GNOME Bugzilla – Bug 789755
g_get_host_name: ensure return value is always UTF8 encoded
Last modified: 2017-11-06 10:33:05 UTC
The attached patch ensures that g_get_host_name always returns a UTF8 encoded string on Windows. Previously the string would be encoded in the current codepage, which is not very nice to work with in a platform independent manner...
Created attachment 362730 [details] [review] g_get_host_name returns always a UTF8 encoded string
Created attachment 362731 [details] [review] g_get_host_name returns always a UTF8 encoded string
Review of attachment 362731 [details] [review]: A few comments. Can you also please amend the documentation for g_get_host_name() to clarify that the return value is always UTF-8 encoded, and add a test to glib/tests/utils.c which checks that the return value is valid UTF-8? Technically this is a behaviour change which could be considered an API break, although I think it’s safe to make this change: • Not that many people are going to have used g_get_host_name() on Windows • Almost all host names are ASCII anyway • The documentation never specified the encoding, and no GIR annotation was ever added saying it was not a UTF-8 string (by default, all strings in GLib are UTF-8 unless otherwise specified) ::: glib/gutils.c @@ +988,3 @@ + gchar *tmp = g_malloc (sizeof (gchar) * 100); + failed = (gethostname (tmp, sizeof (gchar) * 100) == -1); + utmp = tmp; There doesn’t seem to be a need to change the non-Windows code to add an allocation there; please don’t do that. @@ +994,3 @@ + failed = (!GetComputerNameW (tmp, &size)); + if (!failed) + utmp = g_utf16_to_utf8 (tmp, -1, NULL, NULL, NULL); If this conversion fails, utmp will be NULL, but failed will be FALSE, which will cause problems with the g_once_init_leave() call below. Also, instead of passing -1 in, GetComputerNameW will have set `size` appropriately on output, so you could pass that in as the second argument to g_utf16_to_utf8().

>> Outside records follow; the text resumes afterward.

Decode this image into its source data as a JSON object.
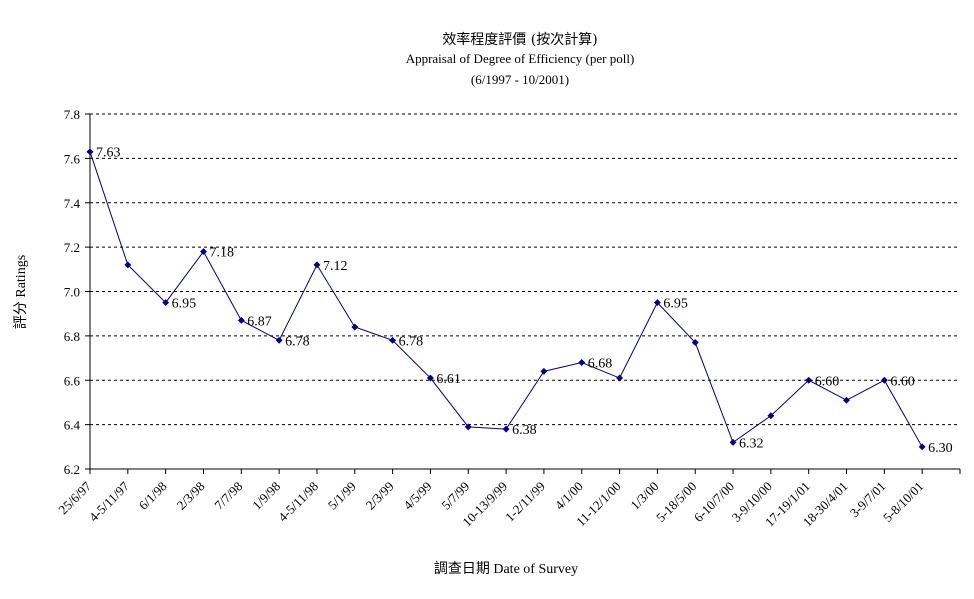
{
  "chart_data": {
    "type": "line",
    "title": "效率程度評價 (按次計算)",
    "subtitle": "Appraisal of Degree of Efficiency (per poll)",
    "period": "(6/1997 - 10/2001)",
    "xlabel": "調查日期 Date of Survey",
    "ylabel": "評分 Ratings",
    "ylim": [
      6.2,
      7.8
    ],
    "yticks": [
      "6.2",
      "6.4",
      "6.6",
      "6.8",
      "7.0",
      "7.2",
      "7.4",
      "7.6",
      "7.8"
    ],
    "grid": true,
    "categories": [
      "25/6/97",
      "4-5/11/97",
      "6/1/98",
      "2/3/98",
      "7/7/98",
      "1/9/98",
      "4-5/11/98",
      "5/1/99",
      "2/3/99",
      "4/5/99",
      "5/7/99",
      "10-13/9/99",
      "1-2/11/99",
      "4/1/00",
      "11-12/1/00",
      "1/3/00",
      "5-18/5/00",
      "6-10/7/00",
      "3-9/10/00",
      "17-19/1/01",
      "18-30/4/01",
      "3-9/7/01",
      "5-8/10/01"
    ],
    "values": [
      7.63,
      7.12,
      6.95,
      7.18,
      6.87,
      6.78,
      7.12,
      6.84,
      6.78,
      6.61,
      6.39,
      6.38,
      6.64,
      6.68,
      6.61,
      6.95,
      6.77,
      6.32,
      6.44,
      6.6,
      6.51,
      6.6,
      6.3
    ],
    "data_labels": [
      "7.63",
      null,
      "6.95",
      "7.18",
      "6.87",
      "6.78",
      "7.12",
      null,
      "6.78",
      "6.61",
      null,
      "6.38",
      null,
      "6.68",
      null,
      "6.95",
      null,
      "6.32",
      null,
      "6.60",
      null,
      "6.60",
      "6.30"
    ],
    "line_color": "#000080",
    "marker_color": "#000080",
    "grid_color": "#000000"
  }
}
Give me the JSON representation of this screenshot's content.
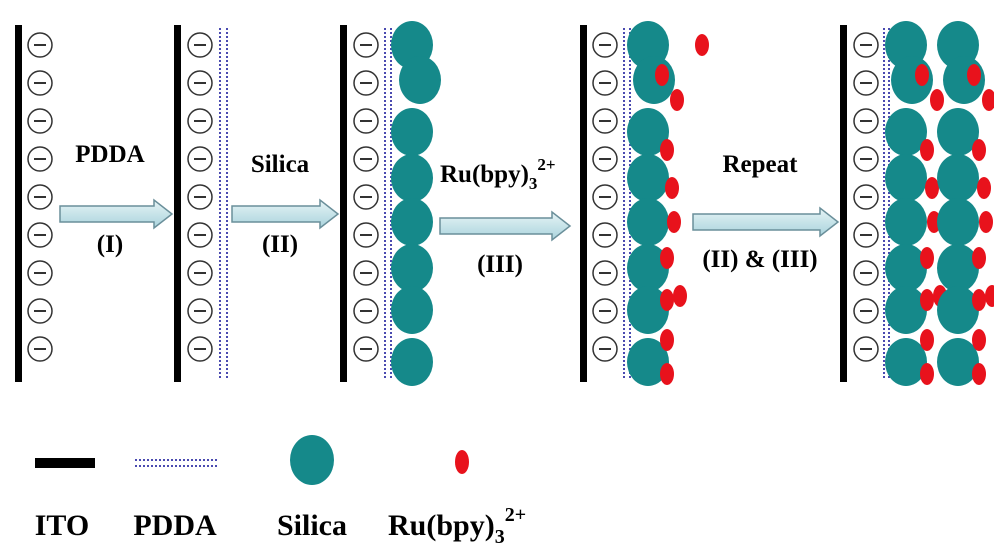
{
  "steps": [
    {
      "label": "PDDA",
      "step": "(I)"
    },
    {
      "label": "Silica",
      "step": "(II)"
    },
    {
      "label": {
        "base": "Ru(bpy)",
        "sub": "3",
        "sup": "2+"
      },
      "step": "(III)"
    },
    {
      "label": "Repeat",
      "step": "(II) & (III)"
    }
  ],
  "legend": [
    {
      "label": "ITO"
    },
    {
      "label": "PDDA"
    },
    {
      "label": "Silica"
    },
    {
      "label": {
        "base": "Ru(bpy)",
        "sub": "3",
        "sup": "2+"
      }
    }
  ]
}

Matthias, what do you think about this being an API break or not?
Created attachment 362742 [details] [review] g_get_host_name returns always a UTF8 encoded string The updated patch addresses your comments except the allocation, which I think is necessary to avoid a memory leak as I would g_strdup the return value of g_utf16_to_utf8 otherwise in the call to g_once_init_leave().
Review of attachment 362742 [details] [review]: Looks good to me. Waiting for feedback from another maintainer about the potential API break.
Ok thanks for your review. By the way, if you have a moment, I would be grateful if you could have a look at two other tickets I created that have gone stale :-) https://bugzilla.gnome.org/show_bug.cgi?id=777308 https://bugzilla.gnome.org/show_bug.cgi?id=777310 Thanks in advance!
Discussed on IRC with Matthias and Emmanuele, and there seem to be no objections to this behaviour change.
Thanks a lot!
I just pushed 0d49cd1b11b1bd0bae2671da9ddd83a6227eb947 to fix a minor memory leak if (error == TRUE) in the non-Windows path here.